A new study commissioned by World Wildlife Fund Canada found that 1.54 billion litres of grey water were generated by ships off the British Columbia (B.C.) coast in 2017. The report found the vast majority of this volume, 1.37 billion litres, came from cruise ships.
Grey water — the drainage from dishwater, galley sinks, and showers — may contain contaminants ranging from grease, oil, and flame retardants to disinfectants, fecal coliform, and micro-plastics. Because of limited storage on vessels, it’s common practice for ships of all sizes to discharge the water into the ocean.
“There are several environmental impacts of grey water dumping, including the potential for nutrients in the liquid to foster excessive algal growth, leading to dead zones for aquatic life,” said Andrew Dumbrille, senior specialist in sustainable shipping at WWF-Canada. “[It can] contain oil and grease that suffocates fish by coating their gills, and particulate matter that chokes species like lobster, crab, and sponges.”
Although dumping in inland waters is governed by provincial laws, regulations only cover the area within three nautical miles of the coast. Beyond that, there are no requirements for it to be treated or reported when discharged into the oceans.

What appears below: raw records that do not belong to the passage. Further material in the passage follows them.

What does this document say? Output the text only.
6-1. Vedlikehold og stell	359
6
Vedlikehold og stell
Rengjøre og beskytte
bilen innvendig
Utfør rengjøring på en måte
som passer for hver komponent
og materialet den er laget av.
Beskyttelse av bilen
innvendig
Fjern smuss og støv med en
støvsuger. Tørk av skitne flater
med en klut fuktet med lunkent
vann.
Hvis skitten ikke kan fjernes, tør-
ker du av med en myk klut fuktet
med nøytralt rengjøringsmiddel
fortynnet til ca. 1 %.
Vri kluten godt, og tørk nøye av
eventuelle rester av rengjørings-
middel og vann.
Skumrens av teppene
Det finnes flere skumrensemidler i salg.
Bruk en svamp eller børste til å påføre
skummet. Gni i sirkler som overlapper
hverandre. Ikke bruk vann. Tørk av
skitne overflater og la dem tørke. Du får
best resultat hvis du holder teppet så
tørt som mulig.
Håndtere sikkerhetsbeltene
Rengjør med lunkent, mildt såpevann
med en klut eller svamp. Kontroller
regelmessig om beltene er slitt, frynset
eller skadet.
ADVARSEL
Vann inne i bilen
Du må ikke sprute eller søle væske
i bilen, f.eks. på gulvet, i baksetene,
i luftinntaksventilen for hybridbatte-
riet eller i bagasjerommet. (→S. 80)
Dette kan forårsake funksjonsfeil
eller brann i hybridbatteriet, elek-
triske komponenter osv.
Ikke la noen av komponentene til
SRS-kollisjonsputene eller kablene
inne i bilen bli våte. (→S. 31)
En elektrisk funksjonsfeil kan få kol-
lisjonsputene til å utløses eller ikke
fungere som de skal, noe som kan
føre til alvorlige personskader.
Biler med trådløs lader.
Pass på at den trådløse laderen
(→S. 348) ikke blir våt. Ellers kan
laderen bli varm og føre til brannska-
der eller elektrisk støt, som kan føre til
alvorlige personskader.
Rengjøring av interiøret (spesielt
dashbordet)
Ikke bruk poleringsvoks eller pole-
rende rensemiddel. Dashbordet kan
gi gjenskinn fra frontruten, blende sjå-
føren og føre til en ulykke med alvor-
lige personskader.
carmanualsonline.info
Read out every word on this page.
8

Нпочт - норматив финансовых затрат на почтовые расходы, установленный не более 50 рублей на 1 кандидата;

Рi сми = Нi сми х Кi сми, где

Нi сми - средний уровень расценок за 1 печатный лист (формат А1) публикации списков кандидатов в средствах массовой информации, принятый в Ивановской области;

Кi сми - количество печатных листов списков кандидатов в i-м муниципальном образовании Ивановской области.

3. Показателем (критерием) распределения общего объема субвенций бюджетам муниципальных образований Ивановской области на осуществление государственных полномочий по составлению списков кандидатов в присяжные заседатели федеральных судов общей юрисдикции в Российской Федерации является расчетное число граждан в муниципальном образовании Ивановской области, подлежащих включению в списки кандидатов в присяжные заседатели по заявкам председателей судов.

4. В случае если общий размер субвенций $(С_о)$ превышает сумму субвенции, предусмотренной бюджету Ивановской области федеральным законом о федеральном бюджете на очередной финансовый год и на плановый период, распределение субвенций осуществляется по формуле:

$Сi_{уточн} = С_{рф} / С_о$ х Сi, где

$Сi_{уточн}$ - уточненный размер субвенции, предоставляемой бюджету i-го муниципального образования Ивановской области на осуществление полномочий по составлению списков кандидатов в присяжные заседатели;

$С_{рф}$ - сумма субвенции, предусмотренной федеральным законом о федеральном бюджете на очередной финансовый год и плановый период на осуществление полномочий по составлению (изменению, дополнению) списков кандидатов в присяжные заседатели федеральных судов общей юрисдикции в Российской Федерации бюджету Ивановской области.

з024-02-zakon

“We urge Transport Canada to put additional regulations in place around grey water dumping,” said Dumbrille. “Some companies voluntarily go beyond what is required, but much more is needed across the industry. With 90 per cent of all grey water likely produced on cruise ships, transparency can help customers make a difference by supporting companies that keep ocean health in mind.”
Following WWF-Canada’s 2018 report, which found that grey water dumping in the Canadian Arctic would double by 2035, this report uses a similar methodology to highlight common B.C. coastal routes where it was likely released.
Prepared by Vard Marine Inc., this latest report looked at the types of vessels transiting Canadian waters from Washington to Alaska and took into account the routes, average number of passengers, and average amount of grey water generated.